Recently, Powers noticed that her own library system — the one in Cambridge, Mass., where she lives — didn't have a copy. So she offered to donate one.

No thanks, they said. Powers tried to explain the significance of the book. Still, the library wasn't interested.

"They asked me if the book is on the New York Times bestseller list and when I confessed that it wasn't, they said they didn't want it," Powers wrote on Facebook. "Go away, was the dynamic, community-oriented message."

Cambridge library officials declined to comment Friday.

After seeing Powers' Facebook post, however, the Cambridge Library manager of public services sent her an e-mail thanking her for the offer of her book — but continuing to reject it.

"The library would have no room for anything else if we accepted everything we are offered!" the message said, in part.

Libraries, with limited budgets and shelf space, face the problem of hundreds of recommendations for their collections.

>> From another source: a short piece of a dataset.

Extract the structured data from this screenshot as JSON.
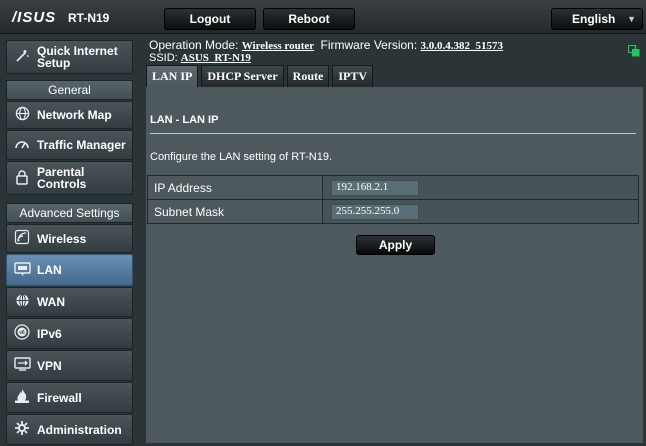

The Hennepin County Library system has an online form for people who wish to recommend a book. (Not for Powers' book; there are six copies in the collection and 19 people waiting to read it.)

Ramsey County gets between 10 and 15 recommendations and requests a day — more than 1,000 since March.

"We look at: Did it get reviewed, who's published it, what kind of book is it, is it something people would be interested in?" said reference librarian Mary Moran, who chooses adult fiction for the Ramsey County library system. "And then we make a decision like we would for anything."

Powers, meanwhile, in the great tradition of her father, has written a letter to the Cambridge library trustees and the library director. This whole business, she noted, "is, among other things … a perfect example of 'policymaking' trumping common sense."